The only drawback is that addresses change when we move, and we recently (May-June 2020) upgraded our main servers which changed the IP addresses. We have established separate gateway servers (also with static IP addresses), and posted notices on the old servers and sent update notes to all members.
This only applies to satellite or Internet connections using Airmail’s internet/satellite (Telnet) access window. Radio connections, webmail, and pop/smtp email are not affected.
If you missed it, here is what to do:
- If you have internet access, click here to go to our download page for Airmail software for Sailmail. Download and install version 3.5 (either the regular release or beta), that will also update your Airmail software and also update the gateway settings (for downloads since May 22, 2020). Do this, if possible, even if you already have Airmail ver 3.5, because it will update the internet settings.
- If you don’t have internet, or don’t want to update Airmail at this time, then check which version of Airmail software you currently have: Click on the “Help” menu, then select “About”.
- If you currently have Airmail version 3.5 installed (and downloaded prior to May 22) then click here for the Airmail 3.5 notes.
- If you currently have Airmail version 3.4 installed then click here for the Airmail 3.4 notes.
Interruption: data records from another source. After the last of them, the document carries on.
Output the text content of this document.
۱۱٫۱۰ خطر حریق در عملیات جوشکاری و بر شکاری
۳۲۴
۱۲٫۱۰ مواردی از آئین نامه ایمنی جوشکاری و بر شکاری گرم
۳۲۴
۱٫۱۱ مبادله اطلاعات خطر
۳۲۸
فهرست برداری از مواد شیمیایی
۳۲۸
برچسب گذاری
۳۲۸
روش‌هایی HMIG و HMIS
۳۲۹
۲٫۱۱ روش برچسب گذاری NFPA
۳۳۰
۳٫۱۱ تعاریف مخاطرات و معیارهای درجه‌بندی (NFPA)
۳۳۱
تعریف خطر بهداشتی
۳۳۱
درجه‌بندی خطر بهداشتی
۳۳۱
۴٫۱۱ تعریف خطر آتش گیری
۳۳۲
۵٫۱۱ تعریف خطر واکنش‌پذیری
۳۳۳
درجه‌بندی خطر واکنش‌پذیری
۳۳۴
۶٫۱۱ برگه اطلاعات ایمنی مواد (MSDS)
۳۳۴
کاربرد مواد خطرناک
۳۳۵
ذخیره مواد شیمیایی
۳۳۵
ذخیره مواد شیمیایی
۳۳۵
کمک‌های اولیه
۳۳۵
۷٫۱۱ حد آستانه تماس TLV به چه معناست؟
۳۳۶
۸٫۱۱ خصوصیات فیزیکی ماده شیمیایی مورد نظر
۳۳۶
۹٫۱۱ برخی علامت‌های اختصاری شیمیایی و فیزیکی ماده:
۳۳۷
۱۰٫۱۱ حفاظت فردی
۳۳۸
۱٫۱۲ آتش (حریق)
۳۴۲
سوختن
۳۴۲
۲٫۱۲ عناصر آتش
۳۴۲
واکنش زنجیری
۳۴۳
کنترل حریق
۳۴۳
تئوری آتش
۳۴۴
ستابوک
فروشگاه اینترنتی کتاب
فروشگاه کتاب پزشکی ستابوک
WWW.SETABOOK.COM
And if you just want to check it, then open Airmail’s Internet/satellite window (yellow “lightning bolt” button, select “Server1”, and click the green connect button. It should connect and identify as “SMSG1” (Sailmail SateGate-1). Then select “Server2”, and connect- it should identify as “SMSG2”, and “Backup1” should identify as “WQAB964” (our San Diego station masquerading as a backup gateway). There may be additional entries, ignore those.